Wellington workshop makes space for women, gender diverse people

6:53 am on 3 May 2025
Jade Musther stands in the Cahoots Workshop.

Jade Musther in the Cahoots Workshop. Photo: Supplied

A new workshop space in Wellington aims to encourage more women and gender diverse people to learn how to build, fix and make things.

The Cahoots Workshop is a traditional makerspace - like a MENZSHED - but it is only open to women and gender diverse people.

Founder and director Jade Musther said the workshop, in Pōneke's Mt Cook suburb, was the first of its kind in the Southern Hemisphere.

It would offer those groups a safe and supportive space to build practical skills and confidence, as well as foster community in the trades and hands-on creativity.

Classes might range from learning to repair holes in plasterboard to making garden furniture out of pallet wood to 3D printing.

There was still an extreme gender inequity in the trades, with less than three percent of tradies in Aotearoa identifying as women, she added.

The former engineering and construction worker said that she had always been "very aware of the extreme gender inequity in those spaces and in wider sort of practical spaces like DIY".

Musther said she originally set up Cahoots Limited, a non-profit company, in 2021, "as a kind of queer tradie collective ... a sort of unified brand with non traditionally gender diverse and queer tradies".

The idea of the workshop came about after teaching a community class specifically for women and gender diverse people.

"When we ran that class it became extra apparent to me how much need there is in the space for those skills, how much desire there is for those skills and how excluded from those spaces these communities have traditionally been. It was just really wonderful to see the sort of empowerment that came through in that space.

"By the end of the class, we had folks who had come in scared of tools, teaching each other things that they had learned and just having these deep conversations about sort of the difference between a drill and an impact driver. Everyone was very passionate to get into this space in a way that they feel safe and empowered and supported, which is such a contrast to how women and queer folks typically feel in those spaces."

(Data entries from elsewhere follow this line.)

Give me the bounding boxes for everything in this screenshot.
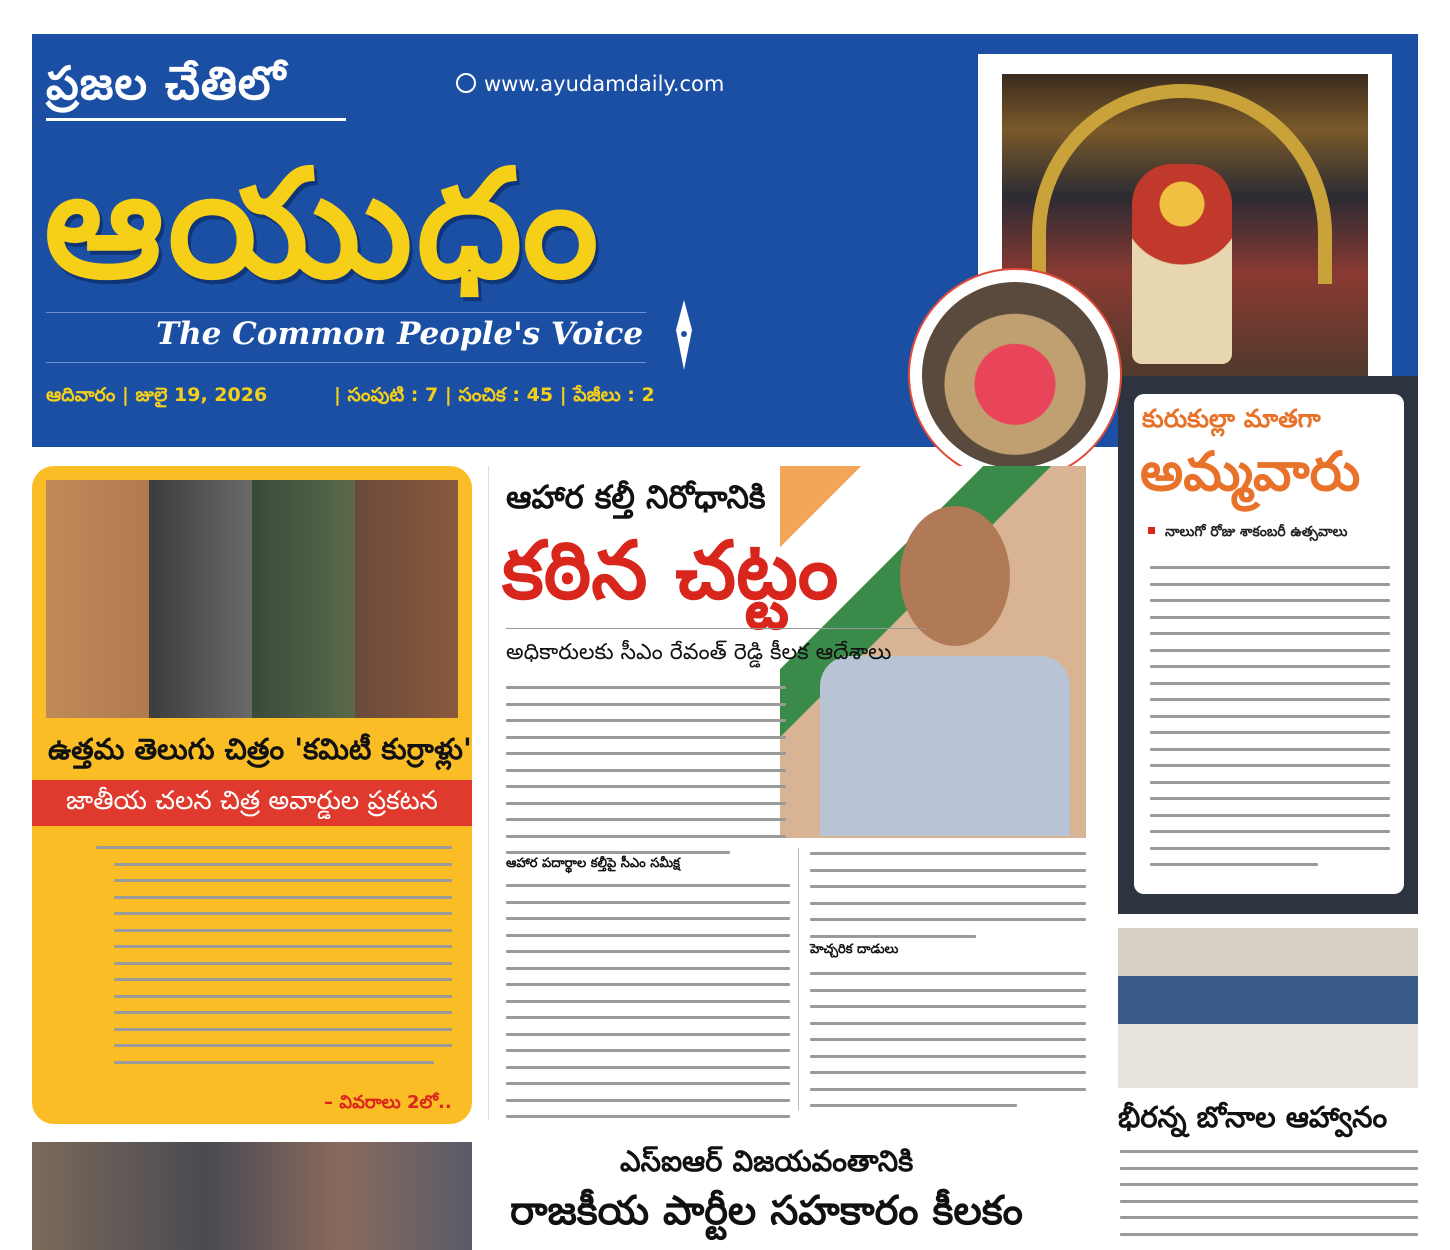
bonalu-story-body	[1120, 1150, 1418, 1249]
issue-info: | సంపుటి : 7 | సంచిక : 45 | పేజీలు : 2	[334, 384, 655, 406]
column-divider	[488, 466, 489, 1120]
award-story-body	[96, 846, 452, 1077]
bullet-icon	[1148, 527, 1155, 534]
sir-story-headline: రాజకీయ పార్టీల సహకారం కీలకం	[510, 1188, 1023, 1234]
award-story-headline: ఉత్తమ తెలుగు చిత్రం 'కమిటీ కుర్రాళ్లు'	[48, 732, 472, 766]
goddess-story-subhead-text: నాలుగో రోజు శాకంబరీ ఉత్సవాలు	[1165, 524, 1348, 540]
lead-story-body-column-2b	[810, 972, 1086, 1121]
lead-story-kicker: ఆహార కల్తీ నిరోధానికి	[506, 478, 766, 516]
award-more-link[interactable]: – వివరాలు 2లో..	[324, 1092, 452, 1113]
pen-nib-icon	[676, 300, 692, 370]
bonalu-invitation-photo	[1118, 928, 1418, 1088]
tagline-underline	[46, 118, 346, 121]
lead-subhead-rule	[506, 628, 926, 629]
bonalu-story-headline: భీరన్న బోనాల ఆహ్వానం	[1118, 1100, 1388, 1134]
globe-icon	[456, 73, 476, 93]
goddess-circle-photo	[910, 270, 1120, 480]
slogan-top-rule	[46, 312, 646, 313]
website-link[interactable]	[456, 72, 724, 96]
dateline: ఆదివారం | జులై 19, 2026	[46, 384, 268, 406]
lead-story-subhead: అధికారులకు సీఎం రేవంత్ రెడ్డి కీలక ఆదేశాలు	[506, 640, 892, 665]
award-winners-photo	[46, 480, 458, 718]
goddess-story-body	[1150, 566, 1390, 880]
lead-story-section-1-heading: ఆహార పదార్థాల కల్తీపై సీఎం సమీక్ష	[506, 856, 680, 871]
lead-story-section-2-heading: హెచ్చరిక దాడులు	[810, 942, 899, 957]
sir-story-kicker: ఎస్ఐఆర్ విజయవంతానికి	[620, 1144, 914, 1178]
award-story-subhead: జాతీయ చలన చిత్ర అవార్డుల ప్రకటన	[66, 786, 438, 816]
goddess-story-subhead	[1148, 524, 1347, 543]
masthead-tagline: ప్రజల చేతిలో	[46, 56, 287, 110]
website-url: www.ayudamdaily.com	[484, 72, 725, 96]
lead-story-body-column-2	[810, 852, 1086, 951]
lead-story-headline: కఠిన చట్టం	[502, 524, 839, 617]
goddess-story-headline: అమ్మవారు	[1140, 440, 1361, 503]
newspaper-slogan: The Common People's Voice	[156, 316, 644, 352]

Keeping the space exclusive to those groups was crucial, she added.

"Even when you bring cis-gendered men who are really well-meaning into that space, it can trigger the responses that have been conditioned into these people to minimise themselves. The few women that we do see in trades have often pushed through that, and so they're prepared to take up space. But folks who never got that opportunity, have been really marginalised in that space and that's triggered even if there's just one really well-meaning cis-gendered man.

"So that's why, in setting up the workshop, we decided it was really important to make it an exclusive space."

The scheme will offer paid memberships, giving members direct access to the workshop, while also providing the chance for people in the community on low incomes who could not afford a membership.

Cahoots would not be a training establishment but it would offer people "an indirect pathway into trades", Musther said. "I would really love to take folks who are using the workshop ... who are interested in getting some sort of job site experience and we can go and build a fence, for example, for a client."

Musther said Cahoots hopes to raise $50,000 by 16 May to fully finish the workshop. It will officially open in July.